ROSEN: It's a good point. And on the military front, after Vietnam, we started cutting back on defense spending as a share of gross domestic product, and that wasn't reversed until Ronald Reagan was elected in 1980.
D'SOUZA: That's very true. Now, interestingly, talking about Reagan and his predecessor Carter, I think that the seeds of 9-11 were sown in a way by liberal foreign policy. If you think about it, [Grand Ayatollah Ruhollah] Khomeini was the first, was the inventor of Islamic radicalism in the modern sense -- the first time the radical Muslims captured a major state. Khomeini was the first guy to call America “The Great Satan,” to call for martyrdom and jihad against us. Well, how did we get Khomeini? Carter basically pulled the Persian rug out from our ally the Shah. Why? Because the left went and whispered in Carter's ear, “You believe in human rights, we can't support this guy, he's a dictator,” and so we encouraged the Shah to abdicate. And Carter, in trying to get rid of the bad guy, ended up getting the worse guy.
[...]
CALLER: Hello, first I'd like to make a correction. Carter increased the defense budget every year he was president.

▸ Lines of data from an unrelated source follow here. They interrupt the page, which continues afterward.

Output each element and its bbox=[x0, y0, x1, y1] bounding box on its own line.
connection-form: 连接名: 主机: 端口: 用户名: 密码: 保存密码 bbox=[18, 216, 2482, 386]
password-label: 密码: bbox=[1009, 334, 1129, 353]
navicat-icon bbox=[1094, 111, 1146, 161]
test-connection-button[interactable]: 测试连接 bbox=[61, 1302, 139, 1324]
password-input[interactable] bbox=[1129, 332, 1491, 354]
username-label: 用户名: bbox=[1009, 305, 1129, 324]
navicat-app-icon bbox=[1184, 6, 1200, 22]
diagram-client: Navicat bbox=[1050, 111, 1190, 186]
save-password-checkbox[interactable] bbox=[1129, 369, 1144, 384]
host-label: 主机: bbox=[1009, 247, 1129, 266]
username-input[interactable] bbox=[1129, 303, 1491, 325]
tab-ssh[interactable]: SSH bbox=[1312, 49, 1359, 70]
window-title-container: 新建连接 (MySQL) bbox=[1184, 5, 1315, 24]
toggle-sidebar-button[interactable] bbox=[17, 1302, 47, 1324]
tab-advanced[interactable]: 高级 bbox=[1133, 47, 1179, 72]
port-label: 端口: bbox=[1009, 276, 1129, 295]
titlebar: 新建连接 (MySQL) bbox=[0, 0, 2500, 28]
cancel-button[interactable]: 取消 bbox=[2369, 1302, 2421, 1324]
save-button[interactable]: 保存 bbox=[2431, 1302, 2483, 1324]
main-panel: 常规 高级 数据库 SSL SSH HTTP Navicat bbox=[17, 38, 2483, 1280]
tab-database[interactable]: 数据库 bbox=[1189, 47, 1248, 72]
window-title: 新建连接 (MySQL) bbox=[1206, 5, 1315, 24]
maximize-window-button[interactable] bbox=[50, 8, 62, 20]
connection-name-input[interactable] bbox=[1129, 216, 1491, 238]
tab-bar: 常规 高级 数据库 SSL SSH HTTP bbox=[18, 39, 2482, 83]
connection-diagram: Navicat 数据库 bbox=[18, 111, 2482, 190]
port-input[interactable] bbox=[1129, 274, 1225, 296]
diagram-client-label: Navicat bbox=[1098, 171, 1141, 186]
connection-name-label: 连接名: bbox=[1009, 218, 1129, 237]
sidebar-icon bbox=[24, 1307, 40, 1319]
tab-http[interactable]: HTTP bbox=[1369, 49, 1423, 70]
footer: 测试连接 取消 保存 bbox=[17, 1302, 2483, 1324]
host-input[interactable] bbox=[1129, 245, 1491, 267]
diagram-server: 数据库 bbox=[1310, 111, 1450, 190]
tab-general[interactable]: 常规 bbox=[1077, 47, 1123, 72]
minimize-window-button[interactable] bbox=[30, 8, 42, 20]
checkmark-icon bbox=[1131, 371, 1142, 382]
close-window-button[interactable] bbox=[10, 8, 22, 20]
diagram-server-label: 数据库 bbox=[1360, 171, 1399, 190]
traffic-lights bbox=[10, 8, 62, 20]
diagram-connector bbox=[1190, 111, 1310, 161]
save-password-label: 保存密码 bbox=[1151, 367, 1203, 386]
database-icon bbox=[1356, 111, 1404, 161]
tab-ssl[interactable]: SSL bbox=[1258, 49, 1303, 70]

ROSEN: I said as a fraction of gross domestic product.
CALLER: OK.
ROSEN: It decreased as a fraction of gross domestic product.
CALLER: That's possible. I'll have to look it up.
ROSEN: It's factual.
CALLER: OK. But he increased it even after inflation.
ROSEN: As a fraction of GDP, it declined.
CALLER: OK, fine.
ROSEN: And as a fraction of the budget, it declined as well.